Air Force Fears Irreversible Damage From Budget Impasse
With no clarity on next year’s or any future year budget, the U.S. Air Force expects to continue to have to ground airplanes, curtail pilot training and take other cost-cutting measures that, leaders fear, could permanently weaken the force.
“We never have put so many people on the ground because of a fiscal crisis,” said Lt. Gen. Burton M. Field, deputy chief of staff for operations, plans and requirements.
In one of the most pessimistic outlooks yet offered by a senior military official since sequester began, Field warned that the spending cuts, piled on to other earlier fiscal problems, is putting the Air Force at risk of losing its most highly trained pilots and of not being able to invest in its future leaders.
The 10 percent reduction mandated by sequestration could be absorbed by the Air Force without eroding its combat readiness if it were given discretion on what to cut and a firm forecast of how much money it will have in future budgets, Field said July 25 at a breakfast meeting in Washington, D.C., hosted by the American Enterprise Institute and the Air Force Association.
If the Air Force were able to close unneeded bases and make cuts to pay, benefits and other overhead expenses, it could more easily adjust to a reduced top line without gutting its combat power, he said. But in the absence of a budget plan and flexibility to allocate funds, the Air Force isscrambling to keep airplanes flying and airmen trained, Field said.
“We don’t have any real hard data on what’s going to happen in fiscal year 2014, and we don’t really know how we’re going to work through the out-years, either,” Field said.
“The reason we have problems is that we don’t have the right guidance on how we want to take cuts or shape the future,” he said. “We haven’t come to an agreement on how we are going to balance our active duty force against the Reserves force and Air National Guard.”
The sequester for the Air Force amounts to a $10 billion reduction per year over the next decade. When the cuts went into effect March 1, the service was already in a readiness deficit because it had to fund a $1.8 billion gap in its war operations budget. That made it all the more difficult to absorb another $10 billion hit, Field said. “Combat squadrons couldn’t afford to fly.”
In April, nine fighter and four bomber squadrons were grounded, and just last week returned to limited flying after the Air Force was authorized to shift funds from other accounts. The fix is only temporary, as a new fiscal year will begin Oct. 1. With Congress unlikely to agree on a budget on time, the Air Force could be grounding units again.
The disruptions to flying and weapons school training are significant and the impact has yet to be measured, Field said. “Coming out of this will be interesting,” he said. “We collected data while they were not flying and now we are monitoring how they are going to get back.”

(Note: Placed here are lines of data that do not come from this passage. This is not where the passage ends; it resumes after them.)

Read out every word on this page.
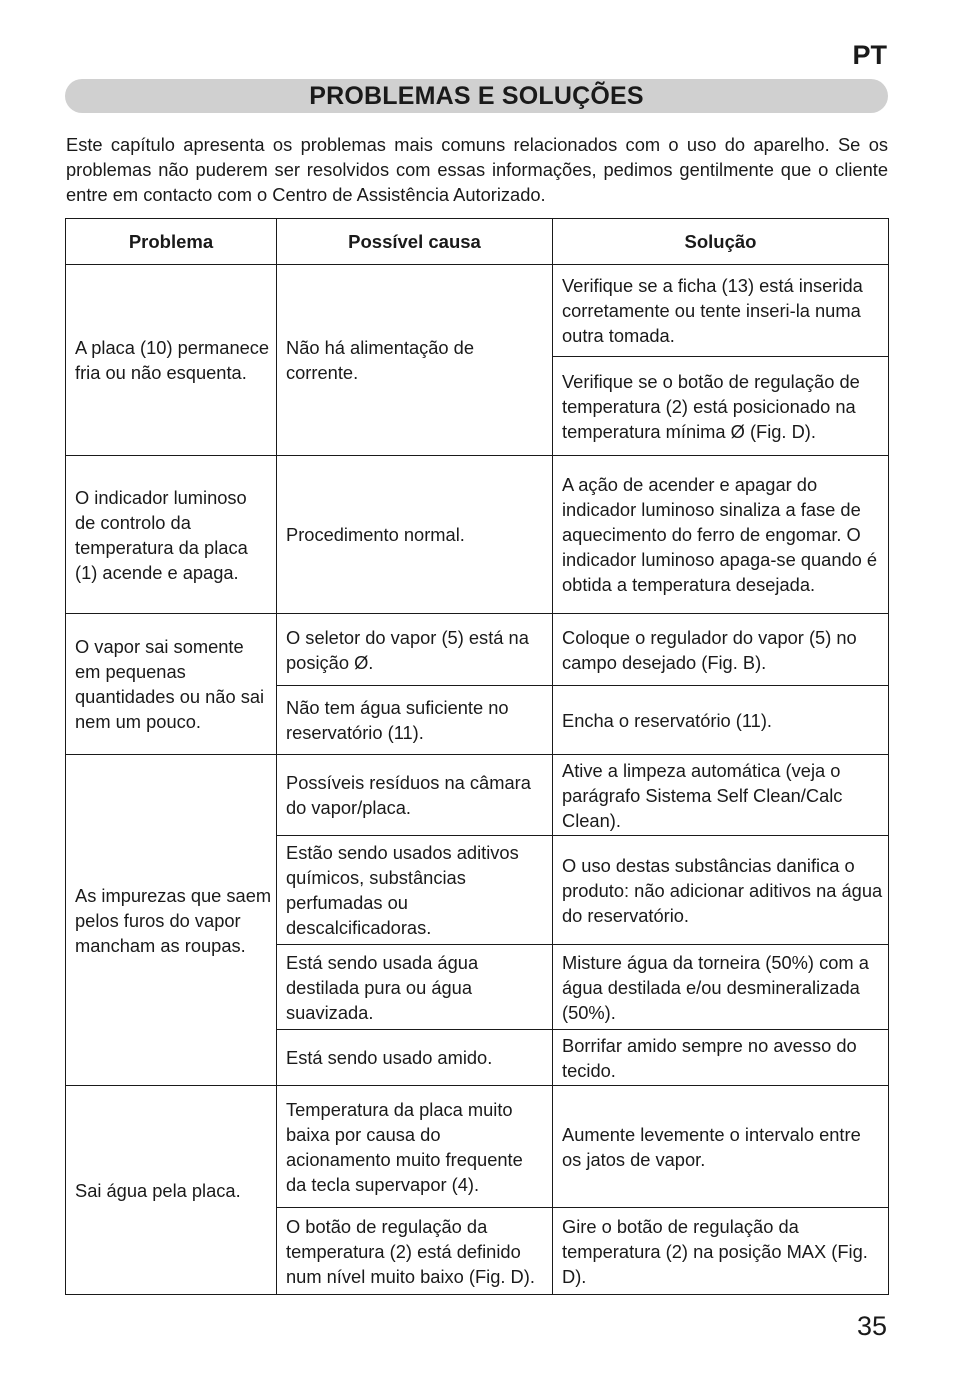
PT
PROBLEMAS E SOLUÇÕES
Este capítulo apresenta os problemas mais comuns relacionados com o uso do aparelho. Se os problemas não puderem ser resolvidos com essas informações, pedimos gentilmente que o cliente entre em contacto com o Centro de Assistência Autorizado.
Problema	Possível causa	Solução
A placa (10) permanece fria ou não esquenta.	Não há alimentação de corrente.	Verifique se a ficha (13) está inserida corretamente ou tente inseri-la numa outra tomada.
		Verifique se o botão de regulação de temperatura (2) está posicionado na temperatura mínima Ø (Fig. D).
O indicador luminoso de controlo da temperatura da placa (1) acende e apaga.	Procedimento normal.	A ação de acender e apagar do indicador luminoso sinaliza a fase de aquecimento do ferro de engomar. O indicador luminoso apaga-se quando é obtida a temperatura desejada.
O vapor sai somente em pequenas quantidades ou não sai nem um pouco.	O seletor do vapor (5) está na posição Ø.	Coloque o regulador do vapor (5) no campo desejado (Fig. B).
	Não tem água suficiente no reservatório (11).	Encha o reservatório (11).
As impurezas que saem pelos furos do vapor mancham as roupas.	Possíveis resíduos na câmara do vapor/placa.	Ative a limpeza automática (veja o parágrafo Sistema Self Clean/Calc Clean).
	Estão sendo usados aditivos químicos, substâncias perfumadas ou descalcificadoras.	O uso destas substâncias danifica o produto: não adicionar aditivos na água do reservatório.
	Está sendo usada água destilada pura ou água suavizada.	Misture água da torneira (50%) com a água destilada e/ou desmineralizada (50%).
	Está sendo usado amido.	Borrifar amido sempre no avesso do tecido.
Sai água pela placa.	Temperatura da placa muito baixa por causa do acionamento muito frequente da tecla supervapor (4).	Aumente levemente o intervalo entre os jatos de vapor.
	O botão de regulação da temperatura (2) está definido num nível muito baixo (Fig. D).	Gire o botão de regulação da temperatura (2) na posição MAX (Fig. D).
35
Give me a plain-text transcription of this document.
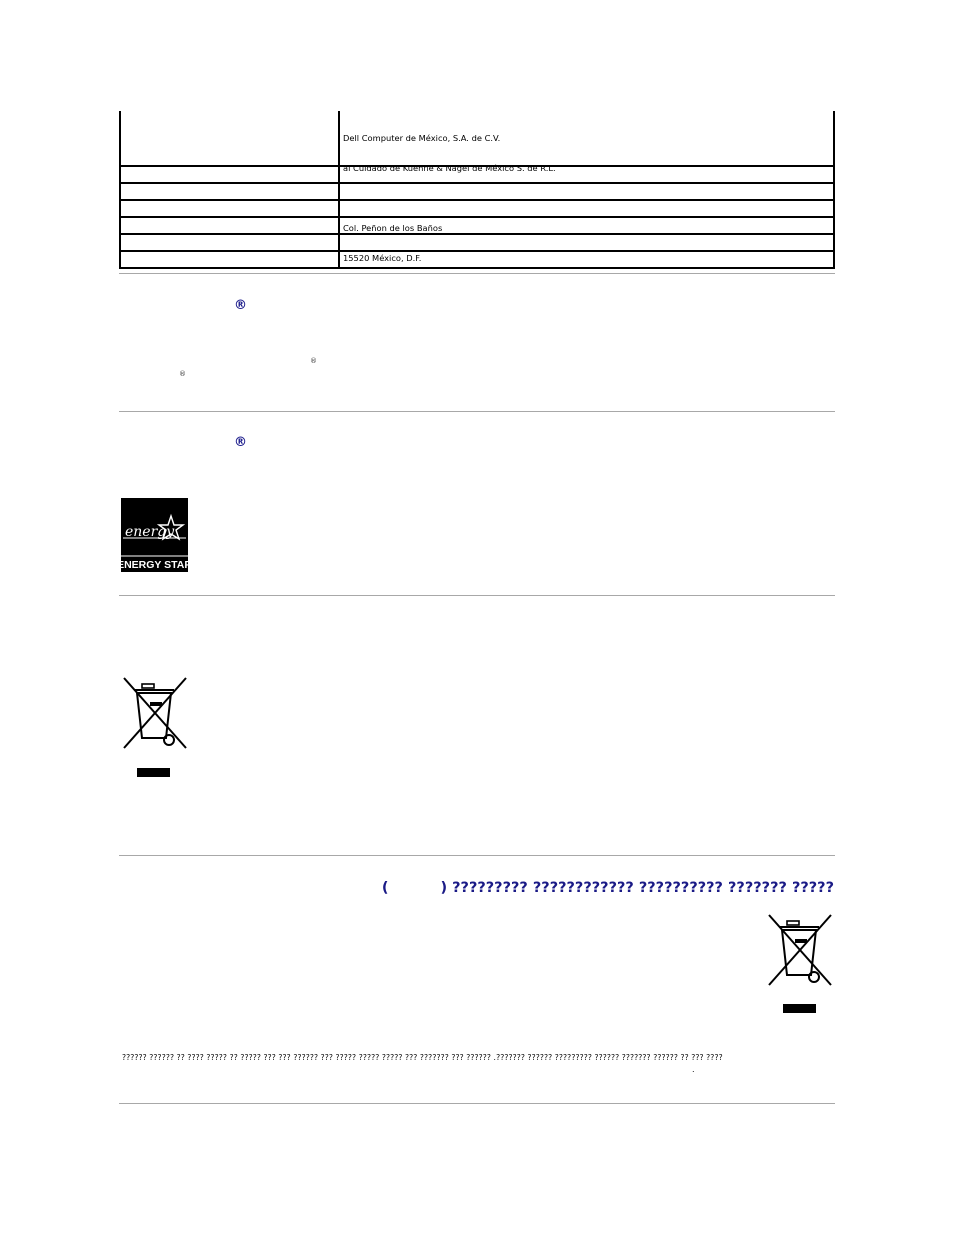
Dell Computer de México, S.A. de C.V.

al Cuidado de Kuehne & Nagel de México S. de R.L.

Col. Peñon de los Baños

15520 México, D.F.

®
®
®
®
energy
ENERGY STAR
(	) ????????? ???????????? ?????????? ??????? ?????
?????? ?????? ?? ???? ????? ?? ????? ??? ??? ?????? ??? ????? ????? ????? ??? ??????? ??? ?????? .??????? ?????? ????????? ?????? ??????? ?????? ?? ??? ????
.
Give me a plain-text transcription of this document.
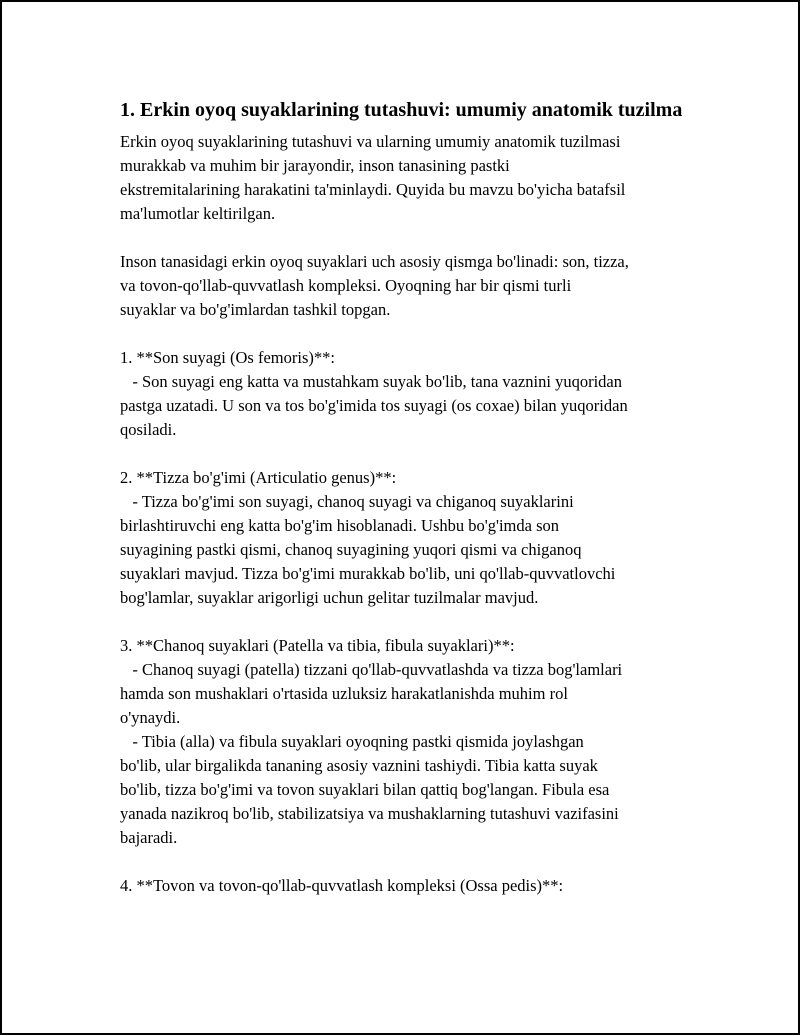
1. Erkin oyoq suyaklarining tutashuvi: umumiy anatomik tuzilma
Erkin oyoq suyaklarining tutashuvi va ularning umumiy anatomik tuzilmasi
murakkab va muhim bir jarayondir, inson tanasining pastki
ekstremitalarining harakatini ta'minlaydi. Quyida bu mavzu bo'yicha batafsil
ma'lumotlar keltirilgan.

Inson tanasidagi erkin oyoq suyaklari uch asosiy qismga bo'linadi: son, tizza,
va tovon-qo'llab-quvvatlash kompleksi. Oyoqning har bir qismi turli
suyaklar va bo'g'imlardan tashkil topgan.

1. **Son suyagi (Os femoris)**:
- Son suyagi eng katta va mustahkam suyak bo'lib, tana vaznini yuqoridan
pastga uzatadi. U son va tos bo'g'imida tos suyagi (os coxae) bilan yuqoridan
qosiladi.

2. **Tizza bo'g'imi (Articulatio genus)**:
- Tizza bo'g'imi son suyagi, chanoq suyagi va chiganoq suyaklarini
birlashtiruvchi eng katta bo'g'im hisoblanadi. Ushbu bo'g'imda son
suyagining pastki qismi, chanoq suyagining yuqori qismi va chiganoq
suyaklari mavjud. Tizza bo'g'imi murakkab bo'lib, uni qo'llab-quvvatlovchi
bog'lamlar, suyaklar arigorligi uchun gelitar tuzilmalar mavjud.

3. **Chanoq suyaklari (Patella va tibia, fibula suyaklari)**:
- Chanoq suyagi (patella) tizzani qo'llab-quvvatlashda va tizza bog'lamlari
hamda son mushaklari o'rtasida uzluksiz harakatlanishda muhim rol
o'ynaydi.
- Tibia (alla) va fibula suyaklari oyoqning pastki qismida joylashgan
bo'lib, ular birgalikda tananing asosiy vaznini tashiydi. Tibia katta suyak
bo'lib, tizza bo'g'imi va tovon suyaklari bilan qattiq bog'langan. Fibula esa
yanada nazikroq bo'lib, stabilizatsiya va mushaklarning tutashuvi vazifasini
bajaradi.

4. **Tovon va tovon-qo'llab-quvvatlash kompleksi (Ossa pedis)**:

Grounded pilots spent months studying academics, training in simulators and doing professional development. “But without practicing, it’s hard to apply the knowledge,” Field said. “Those skills are perishable.”
Combat readiness was already below par before sequestration, Field said. The 2014 budget request includes funds to boost flying hours. The uncertainty about next year’s budget is going to continue to erode readiness, he said. “Nobody on the planet knows what the fiscal year 2014 budget is going to be.”
Field, who has two sons currently serving in the Air Force, has heard first-hand accounts of the disillusionment that the fiscal crunch is instilling across the force, as junior officers believe they will not have the career opportunities that their elders had.
The younger generations of officers are “not advancing as fast as we have in the past,” said Field. “This is common throughout all communities now. … and is going to have ripple effects [in both the combat] and the institutional air force.”
The officers in Field’s generation could aspire to become instructor pilots when they were either first lieutenants or captains. They could be weapons school instructor as mid-level captains. Today, said Field, “There is nobody who is going to be a weapons school instructor as a two-year captain. It’s just not going to happen,” he said. “We can’t get them through training and they don’t fly enough to get there,” he said. “The way we are growing our leaders for the future is going to be different. … We are trying to quantify what that means for the tactical and operational confidence of our future leaders.”
The ramifications of what is happening today are hard to predict, Field acknowledged. Under any scenario, cuts to training programs will be detrimental, he said. “The continuum of training is what has produced the air force we have today. When we cut the undergraduate, the formal training, we reduce the quality of the Air Force.”
Field said he worries about pilot morale. “They want to fly airplanes. They do not want to sit on the ground and study academics, day after day, and not fly airplanes. If we are going to create a force that doesn’t fly airplanes, we are going to face retention issues.”
Of the current active-duty force of 329,489 airmen (65,084 officers and 264,405 enlisted), 14,426 are pilots, 3,643 navigators and 1,540 air battle managers in the grade of lieutenant colonel and below.
It costs about a billion dollars to fund 25,000 airmen per year. The force has been shrinking gradually since 2004, when it reached 360,000 airmen. At the same time, personnel expenses have gone up 16 percent, according to Air Force estimates.